Real Estate
London Prime Property Prices Gained In 2012; Only Some Asian Cities Did Better - Data

Hong Kong, Jakarta and Beijing were the only cities to outperform London in terms of the price growth of properties between the trough of the 2009 property market and the latter part of 2012, international real estate consultants Knight Frank said in a review of the UK’s market.
Despite headwinds from a 40 per cent jump in UK stamp duty taxes and new rules for an annual charge on properties worth £2 million or more, the London prime residential property market reported a price rise last year of 8.7 per cent from a year before, the firm said. Over the period from Q1 2009 to Q3 2012, prices rose almost 51 per cent, the report said.
This gain was “well ahead of rival European cities which have struggled with ongoing economic pressures and the desire of international buyers to diversify away from euro-denominated assets”, it said. Among other cities, for example, New York saw prices fall by 1.4 per cent, while prices fell 4 per cent in Paris and 6 per cent in Geneva.
Between the first quarter of 2009 and the third quarter of last year, Hong Kong prices rose 72.72 per cent; Beijing prices rose 71.58 per cent; Jakarta prices rose 52.9 per cent, and London's rose by 50.87 per cent, Knight Frank said.
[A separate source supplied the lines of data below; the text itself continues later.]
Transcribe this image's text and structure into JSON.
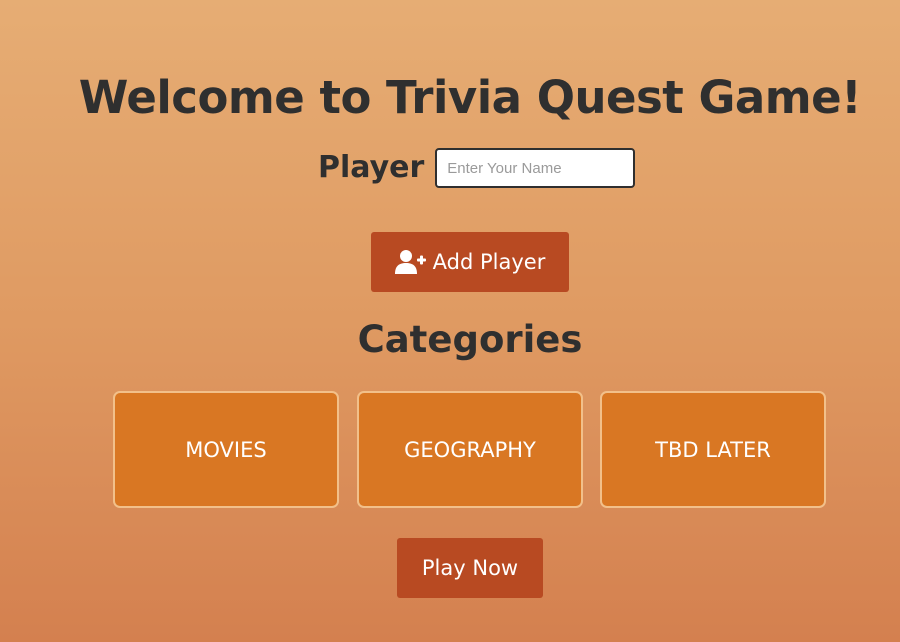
{
  "header": {
    "title": "Welcome to Trivia Quest Game!"
  },
  "player": {
    "label": "Player",
    "input_value": "",
    "placeholder": "Enter Your Name"
  },
  "add_player": {
    "label": "Add Player",
    "icon": "user-plus-icon"
  },
  "categories": {
    "heading": "Categories",
    "items": [
      {
        "label": "MOVIES"
      },
      {
        "label": "GEOGRAPHY"
      },
      {
        "label": "TBD LATER"
      }
    ]
  },
  "play": {
    "label": "Play Now"
  },
  "colors": {
    "background_top": "#e6ad74",
    "background_bottom": "#d4804f",
    "button": "#b84a22",
    "card": "#d97723",
    "card_border": "#f2c08a",
    "text_dark": "#2f2f2f"
  }
}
London’s prime market contrasts with the performance of the UK in general. While prices for upscale properties in the capital are now 53 per cent higher than the market trough in March 2009, average UK house prices are only 7.5 per cent higher over the same period. Last year, average UK prices fell by 1.0 per cent.
Knight Frank predicts there will be no price growth in London prime residential property values in 2013, as the market absorbs the effects of higher taxes.
Foreign buyers have been significant in boosting the London market in recent years; foreigners now accounted for 49.3 per cent of sales on £1.0 million-plus homes in 2012. Of the overseas share, Russians accounted for 6.6 per cent, US citizens 4.8 per cent, Indian citizens, 4.4 per cent, French citizens 3.3 per cent and Italian nationals at 2.6 per cent. Other shares were: South Africa (2.2 per cent); Greece (1.8 per cent); United Arab Emirates (1.5 per cent); Australia (1.5 per cent); Germany (1.5 per cent); Switzerland (1.1 per cent); Oman (1.1 per cent); Turkey (1.1 per cent) and Saudi Arabia (1.1 per cent).